Quand à Merci, elle me rappelle un peu Judy de Zootopia (alors oui désolée je vais continuer les réfs xD Mais j'aime vraiment bien quand une histoire m'évoque tout plein d'autres histoires que j'ai aimées !). Le côté "je veux absolument prouver qu'il se passe des trucs louches", tout autant par sincère volonté de protéger que par besoin moins avouable de reconnaissance, j'ai l'impression. Je trouve ça attendrissant et une bonne qualité/défaut pour un perso principal.
Dans la lignée des réfs (enfin réfs... si c'est involontaire de ta part, ce serait plutôt des résonances que je perçois), j'ai adoré que la première phrase puisse renvoyer au début de Twilight et qu'elle soit ensuite "retournée" avec cette fin de deuxième chapitre. Ce genre de pirouettes fonctionne vraiment bien !
Un petit truc m'a perturbée : la scène avec Abuela Sebastiana à la fin du chapitre 1 m'a donné l'impression qu'il allait se passer quelque chose directement ensuite, mais en fait comme il y a ellipse jusqu'au début du chapitre 2, il ne s'est peut-être rien passé de plus que ce "chhhht" perturbant ? Rien de grave, mais sur le coup j'ai quand même cru que j'avais loupé un chapitre.
La scène de fin pose pleiiiin de questions et je suis frustrée d'avance pour Merci : vu qu'elle était ivre et que personne n'a été témoin de l'échange de "drogue" (?), elle va probablement devoir batailler pour qu'on la croie... En tout cas, c'est intrigant juste comme il faut !
Nosir
Posté le 13/01/2023
J'aime toujours autant cette histoire, le ton, l'ambiance, les personnages. Il y a beaucoup d'action, d'humour, d'émotions, de suspense, de mystère, de rebondissements... C'est un vrai plaisir à lire!
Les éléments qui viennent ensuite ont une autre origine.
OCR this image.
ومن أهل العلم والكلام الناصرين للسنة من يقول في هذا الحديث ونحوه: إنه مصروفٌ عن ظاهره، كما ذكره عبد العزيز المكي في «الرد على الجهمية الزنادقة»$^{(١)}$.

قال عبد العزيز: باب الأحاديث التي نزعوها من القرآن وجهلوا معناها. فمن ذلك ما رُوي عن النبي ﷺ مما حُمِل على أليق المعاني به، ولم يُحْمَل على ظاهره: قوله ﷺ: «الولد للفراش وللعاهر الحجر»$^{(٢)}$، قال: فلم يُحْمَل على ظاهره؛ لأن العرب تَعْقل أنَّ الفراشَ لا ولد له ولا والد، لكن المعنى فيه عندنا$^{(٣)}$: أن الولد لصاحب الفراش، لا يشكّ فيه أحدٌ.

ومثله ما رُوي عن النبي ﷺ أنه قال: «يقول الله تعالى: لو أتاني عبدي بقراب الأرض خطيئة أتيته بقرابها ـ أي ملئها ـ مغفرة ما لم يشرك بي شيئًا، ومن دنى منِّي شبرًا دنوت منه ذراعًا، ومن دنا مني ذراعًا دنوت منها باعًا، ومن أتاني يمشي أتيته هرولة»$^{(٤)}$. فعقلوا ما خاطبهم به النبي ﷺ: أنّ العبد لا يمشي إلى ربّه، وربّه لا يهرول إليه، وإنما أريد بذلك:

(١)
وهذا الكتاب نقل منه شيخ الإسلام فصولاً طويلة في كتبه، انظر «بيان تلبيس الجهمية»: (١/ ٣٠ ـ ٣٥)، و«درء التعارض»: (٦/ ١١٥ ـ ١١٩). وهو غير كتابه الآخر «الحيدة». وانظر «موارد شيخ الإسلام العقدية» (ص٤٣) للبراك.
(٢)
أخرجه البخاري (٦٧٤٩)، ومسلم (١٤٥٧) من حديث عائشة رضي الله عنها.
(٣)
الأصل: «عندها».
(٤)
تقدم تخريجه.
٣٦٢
J'ai par contre eu un peu de mal à comprendre certains détails dans la première moitié du texte, ce qui a perturbé plusieurs fois ma lecture. Si cela t'intéresse de savoir quoi exactement, je t'en ferai la liste avec plaisir. À la seconde relecture, je me suis aperçue que les points qui m'ont posé problème relevaient plutôt d'une formulation un peu ambigüe. Mais cela ne tient peut-être qu'à moi.
En tout cas, bravo. Je veux savoir la suite!
CelCis
Posté le 23/12/2022
Ca me tient en haleine!

Toujours ce jeu entre l'humour et la tension, qui permet de vivre un roller-coaster d'émotions. Puis la nourriture. J'ai été farfouiller sur le net pour avoir plus d'infos sur ce dont tu parles. J'ai envie d'essayer les coyotas, maintenant.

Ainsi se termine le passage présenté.